You were a waiter, now i know where you get those charms...
We never saw anything downstairs.
I've never worked anywhere where we didn't split the tips, whether it's been in a restaurant, café, pub, whatever. Apart from one tearoom where my colleague would just give me all of her tips too because she thought that the money would make more difference to me than to her. I always thought that splitting tips was standard practice - does AB live in the UK, 'cause it might be different elsewhere or something.
I used to work in restaurants and pubs, dishwasher usually. In most places "back of the house" staff got tipped out at the end of the shift.We never ever filed the tip tax, and most wait and bar staff i've ever known cheat like hell on it.
As I understand it, the reason for the restaurant minimum wage is tips. Of course tipping keeps wages down but I'm damned if i know what can be done about short of the overthrow of capitalism.
Tip like crazy when you can afford to. Budget it in if you're planning a celebratory meal in a pricy place. I eat out a good bit in pizza joints, pubs and such like. I make it a habit to tip heavily the first few times, and afterwards as i can afford it, then i don't feel a bit quilty if i don't and nobody has ever complained to me.
If an owner is stealing tips a community responce of some sort is in order.
Way back when I used to work in the back of the house at one of those shit "we got crazy stuff on the walls" chain restaurants. The waiters only shared tips with the dishwashers at their own discression. It seemed to work out and almost all the waitstaff did it. The other 3 restaurants I worked at there was no tip sharing. Personally, I think tip sharing is cool but that really depends on the specifics of your workplace. Questions like, "whats the average wage in the back of the house, and the average wage of the front of the house", and "is the boss getting his hands in on the tips" should all be considered. In the broad sence however, I think the tipping concept is a creation of the greedy boss class. All that it is does is shift more of the risk of the business on the workers backs. Now, just because I think that doesn't mean that I don't tip ffs. I understand its how it works now, but I don't like it.

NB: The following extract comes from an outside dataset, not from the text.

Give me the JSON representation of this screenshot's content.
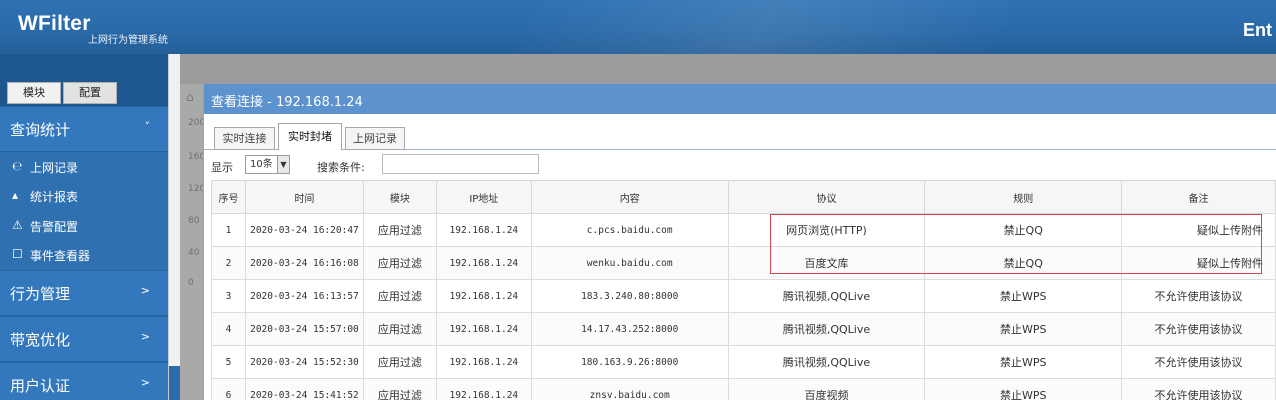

No. Its a generally accepted practice worldwide. I've travelled fairly extensively and always tipped and will continue to do so. And non-tippers are cunts.
It is very typical of the Americans to travel the world, and not quite realise that it isn't exactly the same as home. Lots of countries have completly different culure regarding tips. I found America one of the strangest. It seems like a 20% tip is obligatory, and part of the charge. I don't think that the rest of the world is like that. Of course, maybe by fairly widely travelled he means that he once left his own state. You never know. 
Devrim
I've never worked anywhere where we didn't split the tips, whether it's been in a restaurant, café, pub, whatever.
Ditto.
Thugarchist and AB are so full of shit it's not even funny. Whenever I got tipped it was more to do with the income and attitude of the customer concerned than whether i kissed their ass enough. They maybe a victim of the American-centric world view (like most Yanks it would seem). My friend who waits tables in Pittsburgh flirts her ass off with anything male and it counts for about half of her income.
Yeah, Americans always tip loads; it wouldn't surprise me if American tourists are somewhat taken advantage of when they're in countries that don't traditionally always tip. I know I didn't correct a bunch of Americans when they gave me a massive tip just for tea and scones.
The issue of the bosses stealing the tips comes up where they put a "service charge" on the bill. There is then no guarantee that it goes to the workers. It is very common in restaurants on this side of the pond for these "charges" to go on the bill.